The difference between \(\Delta_{\text {vap }} \mathrm{U}_{\mathrm{m}} / \mathrm{V}_{\mathrm{m}}(\mathrm{mix})\) and \(\Delta_{\mathrm{vap}} \mathrm{U}_{\mathrm{m}} / \mathrm{V}_{\mathrm{m}}(\mathrm{mix} ; \mathrm{id})\) is the excess cohesive energy density, \((\text { c.e.d. })^{\mathrm{E}}\). The sign of \((\text { c.e.d. })^{\mathrm{E}}\) is controlled to a significant extent by the excess molar volume \(\mathrm{V}_{\mathrm{m}}^{\mathrm{E}}\) and the excess molar enthalpy \(\mathrm{H}_{\mathrm{m}}^{\mathrm{E}}\) [6]. In fact equations (s) and (t) lead to m equation (u).

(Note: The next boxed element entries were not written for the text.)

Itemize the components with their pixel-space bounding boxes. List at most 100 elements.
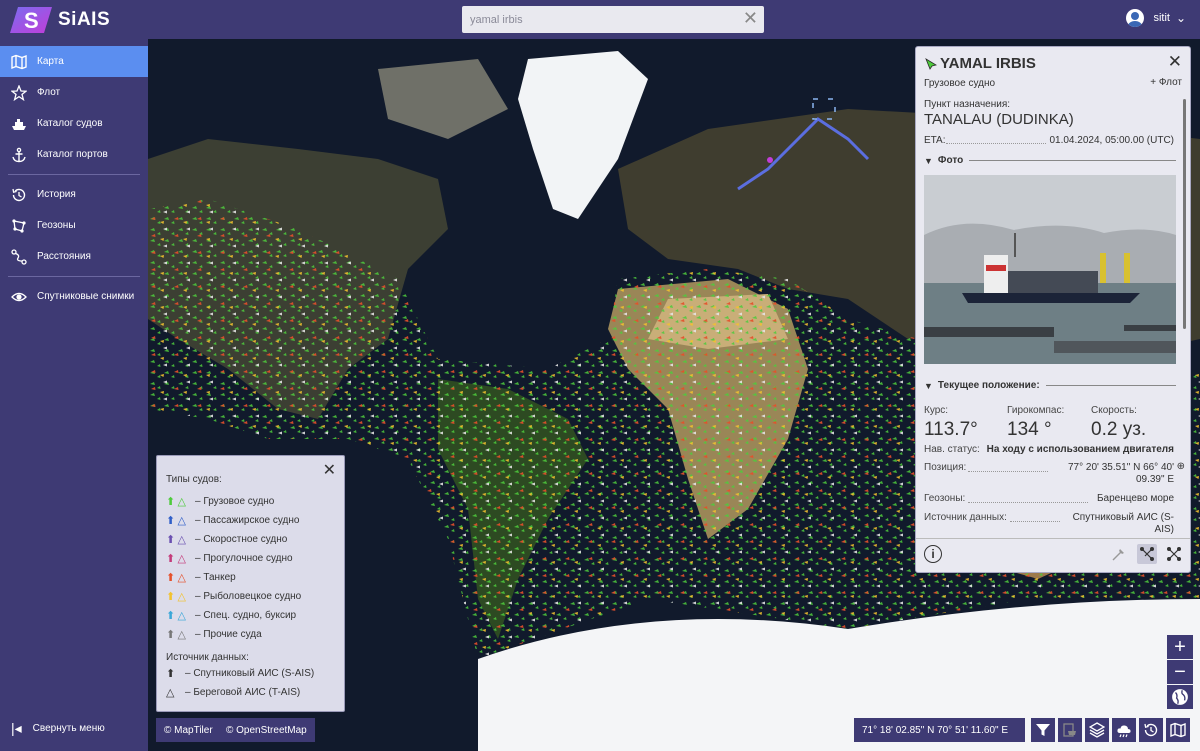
legend-label: – Рыболовецкое судно — [195, 590, 302, 602]
sidebar-item-label: Карта — [37, 56, 64, 67]
attribution-text: © OpenStreetMap — [226, 724, 307, 736]
vessel-photo[interactable] — [924, 175, 1176, 364]
legend-row: ⬆ △ – Пассажирское судно — [166, 513, 299, 527]
position-value-1: 77° 20' 35.51" N 66° 40' — [1068, 462, 1174, 473]
info-icon[interactable]: i — [924, 545, 942, 563]
destination-value: TANALAU (DUDINKA) — [924, 111, 1074, 128]
position-section-header[interactable]: ▼ Текущее положение: — [924, 380, 1176, 391]
track-points-icon — [1140, 547, 1154, 561]
sidebar-item-label: Расстояния — [37, 251, 91, 262]
app-name: SiAIS — [58, 8, 111, 30]
position-label: Позиция: — [924, 462, 967, 473]
sidebar-item-history[interactable]: История — [0, 179, 148, 210]
legend-label: – Спутниковый АИС (S-AIS) — [185, 667, 315, 679]
close-icon[interactable]: ✕ — [743, 8, 758, 29]
logo-icon: S — [10, 6, 52, 33]
user-name: sitit — [1153, 12, 1170, 24]
data-source-value-2: AIS) — [1154, 524, 1174, 535]
vessel-list-button[interactable] — [1058, 718, 1082, 742]
data-source-label: Источник данных: — [924, 512, 1007, 523]
history-icon — [12, 188, 26, 201]
legend-row: ⬆ △ – Скоростное судно — [166, 532, 287, 546]
chevron-down-icon: ⌄ — [1175, 11, 1186, 25]
sidebar-item-ship-catalog[interactable]: Каталог судов — [0, 108, 148, 139]
satellite-ais-icon: ⬆ — [166, 667, 176, 680]
avatar-icon — [1126, 9, 1145, 27]
legend-row: ⬆ △ – Рыболовецкое судно — [166, 589, 301, 603]
sidebar-item-geozones[interactable]: Геозоны — [0, 210, 148, 241]
user-menu[interactable]: sitit ⌄ — [1126, 9, 1186, 27]
show-track-button[interactable] — [1137, 544, 1157, 564]
route-button[interactable] — [1164, 544, 1184, 564]
highspeed-ship-icon: ⬆ △ — [166, 533, 186, 546]
history-button[interactable] — [1139, 718, 1163, 742]
tanker-icon: ⬆ △ — [166, 571, 186, 584]
geozone-value: Баренцево море — [1096, 493, 1174, 504]
sidebar-item-label: История — [37, 189, 76, 200]
divider — [8, 174, 140, 175]
speed-label: Скорость: — [1091, 405, 1137, 416]
sidebar-item-label: Флот — [37, 87, 61, 98]
crosshair-icon[interactable]: ⊕ — [1177, 461, 1185, 472]
vessel-type-legend: ✕ Типы судов: ⬆ △ – Грузовое судно ⬆ △ – П… — [156, 455, 345, 712]
close-icon[interactable]: ✕ — [323, 460, 336, 480]
collapse-menu-button[interactable]: |◂ Свернуть меню — [11, 720, 105, 737]
legend-label: – Скоростное судно — [195, 533, 288, 545]
track-point — [767, 157, 773, 163]
layers-button[interactable] — [1085, 718, 1109, 742]
section-title: Текущее положение: — [937, 380, 1040, 391]
vessel-info-panel: YAMAL IRBIS ✕ Грузовое судно + Флот Пунк… — [915, 46, 1191, 573]
legend-title: Типы судов: — [166, 474, 222, 485]
legend-label: – Прочие суда — [195, 628, 262, 640]
cursor-coordinates: 71° 18' 02.85" N 70° 51' 11.60" E — [854, 718, 1025, 742]
track-button[interactable] — [1109, 544, 1129, 564]
sidebar-item-fleet[interactable]: Флот — [0, 77, 148, 108]
geozone-icon — [12, 218, 26, 233]
chevron-down-icon: ▼ — [924, 380, 933, 391]
gyro-value: 134 ° — [1007, 419, 1052, 440]
legend-label: – Береговой АИС (T-AIS) — [185, 686, 301, 698]
geozone-label: Геозоны: — [924, 493, 966, 504]
sidebar-item-satellite[interactable]: Спутниковые снимки — [0, 281, 148, 312]
pleasure-ship-icon: ⬆ △ — [166, 552, 186, 565]
nav-status-label: Нав. статус: — [924, 444, 980, 455]
sidebar-item-map[interactable]: Карта — [0, 46, 148, 77]
history-icon — [1144, 723, 1158, 737]
app-logo[interactable]: S SiAIS — [10, 6, 111, 33]
tug-icon: ⬆ △ — [166, 609, 186, 622]
osm-attribution[interactable]: © OpenStreetMap — [218, 718, 315, 742]
sidebar-item-port-catalog[interactable]: Каталог портов — [0, 139, 148, 170]
legend-row: ⬆ △ – Спец. судно, буксир — [166, 608, 296, 622]
collapse-label: Свернуть меню — [32, 723, 105, 734]
filter-button[interactable] — [1031, 718, 1055, 742]
eye-icon — [11, 292, 27, 301]
panel-scrollbar[interactable] — [1183, 99, 1186, 329]
globe-button[interactable] — [1167, 685, 1193, 709]
weather-button[interactable] — [1112, 718, 1136, 742]
maptiler-attribution[interactable]: © MapTiler — [156, 718, 221, 742]
photo-section-header[interactable]: ▼ Фото — [924, 155, 1176, 166]
map-style-button[interactable] — [1166, 718, 1190, 742]
legend-row: △ – Береговой АИС (T-AIS) — [166, 685, 300, 699]
sidebar-item-label: Каталог портов — [37, 149, 108, 160]
filter-icon — [1036, 724, 1050, 736]
top-bar: S SiAIS ✕ sitit ⌄ — [0, 0, 1200, 39]
legend-row: ⬆ △ – Грузовое судно — [166, 494, 274, 508]
panel-footer: i — [916, 538, 1190, 572]
sidebar-item-distances[interactable]: Расстояния — [0, 241, 148, 272]
legend-label: – Пассажирское судно — [195, 514, 300, 526]
legend-label: – Танкер — [195, 571, 236, 583]
search-input[interactable] — [462, 6, 732, 33]
nav-status-value: На ходу с использованием двигателя — [986, 444, 1174, 455]
legend-label: – Грузовое судно — [195, 495, 275, 507]
dotted-leader — [968, 502, 1088, 503]
zoom-in-button[interactable]: + — [1167, 635, 1193, 659]
search-box[interactable]: ✕ — [462, 6, 764, 33]
route-pin-icon — [1112, 549, 1124, 561]
add-to-fleet-button[interactable]: + Флот — [1150, 77, 1182, 88]
close-icon[interactable]: ✕ — [1168, 52, 1182, 72]
legend-row: ⬆ △ – Прогулочное судно — [166, 551, 293, 565]
vessel-name: YAMAL IRBIS — [940, 55, 1036, 72]
passenger-ship-icon: ⬆ △ — [166, 514, 186, 527]
zoom-out-button[interactable]: − — [1167, 660, 1193, 684]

\[(\text { c.e.d. })^{\mathrm{E}}=\frac{-\left[\mathrm{x}_{1} \, \Delta_{\mathrm{vap}} \mathrm{H}_{1}^{*}(\mathrm{~T})+\mathrm{x}_{2} \, \Delta_{\mathrm{vap}} \mathrm{H}_{2}^{*}(\mathrm{~T})-\mathrm{R} \, \mathrm{T}\right]}{\mathrm{V}_{\mathrm{m}}(\operatorname{mix}) \, \mathrm{V}_{\mathrm{m}}(\operatorname{mix} ; \mathrm{id})}-\frac{\mathrm{H}_{\mathrm{m}}^{\mathrm{E}}}{\mathrm{V}_{\mathrm{m}}(\mathrm{mix})}\]

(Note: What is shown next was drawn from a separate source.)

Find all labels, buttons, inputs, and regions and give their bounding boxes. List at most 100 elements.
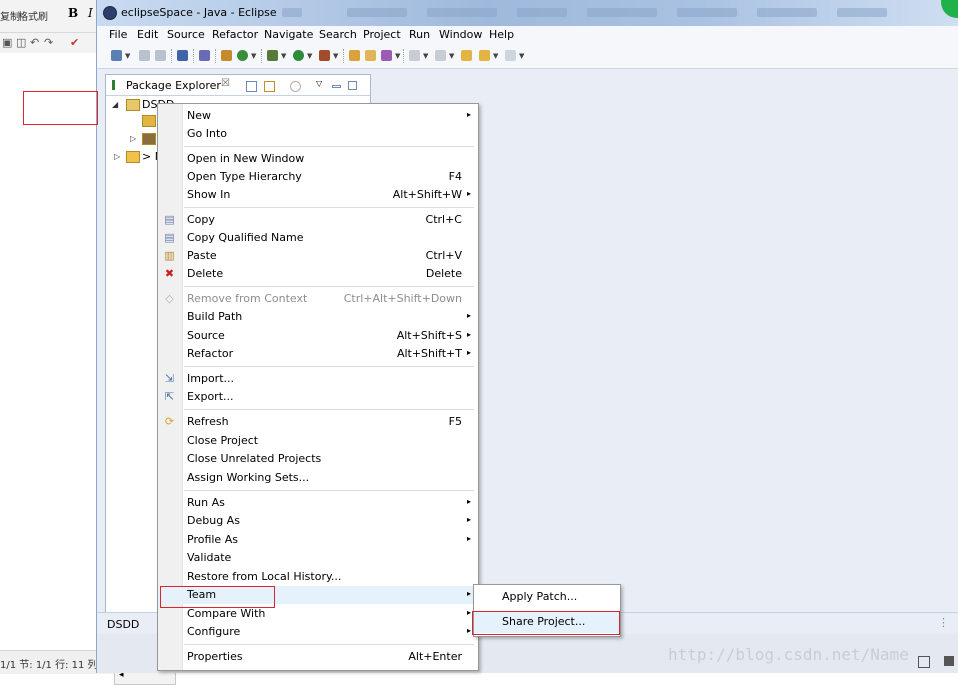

Recently the cohesive energy density of a liquid has been described as a ‘solvation pressure’ acting on, for example, ethanol in ethanol + water and ethanol + trichloromethane liquid mixtures [7].

Footnotes

[1] M. R. J. Dack, Aust. J. Chem.,1976,27,779.

[2] \(\text { c.e.d. }=\left[\mathrm{J} \mathrm{mol}^{-1}\right] /\left[\mathrm{m}^{3} \mathrm{~mol}^{-1}\right]=\left[\mathrm{J} \mathrm{m}^{-3}\right]=\left[\mathrm{N} \mathrm{m}^{-2}\right]\); the unit of pressure. \(\mathrm{R} \, \mathrm{T}=\left[\mathrm{J} \mathrm{K}^{-1} \mathrm{~mol}^{-1}\right] \,[\mathrm{K}]=\left[\mathrm{J} \mathrm{mol}^{-1}\right]\)

[3] A variety of units are used for cohesive energy densities. Despite the fact that there are good grounds for using the unit \(\mathrm{J m}^{-3}\), the commonly used unit is calories per \(\mathrm{cm}^{3}\), \mathrm{cal cm}^{-3}\).

\[\begin{aligned}
&\text { For liquids } 298.15 \mathrm{~K} \text { and ambient pressure. }\\
&\begin{array}{lc}
\text { Liquid } & \text { c.e.d./ } \mathrm{cal} \mathrm{cm}^{-3} \\
\text { water } & 547 \\
\text { methanol } & 204 \\
\text { benzene } & 85 \\
\text { tetrachloromethane } & 74
\end{array}
\end{aligned}\]

[4] A. F. M. Barton, J.Chem.Educ.,1971, 48,156.

[5] For comments on the role of cohesive energy densities of solvents and rates of disproportionation, see A.P. Stefani, J. Am. Chem. Soc., 1968,90,1694.

[6] For comments on cohesive energy densities of binary aqueous mixtures see,

D. D. Macdonald and J. B. Hyne, Can. J. Chem.,1971, 49,611,2636.
D. D. Macdonald, Can. J. Chem.,1976, 54,3559.

[7] N.W. A.van Uden, H. Hubel, D. A. Faux, A. C. Tanczos, B. Howlin and D. J. Dunstan, J. Phys.: Condens. Mater,2003,15,1577.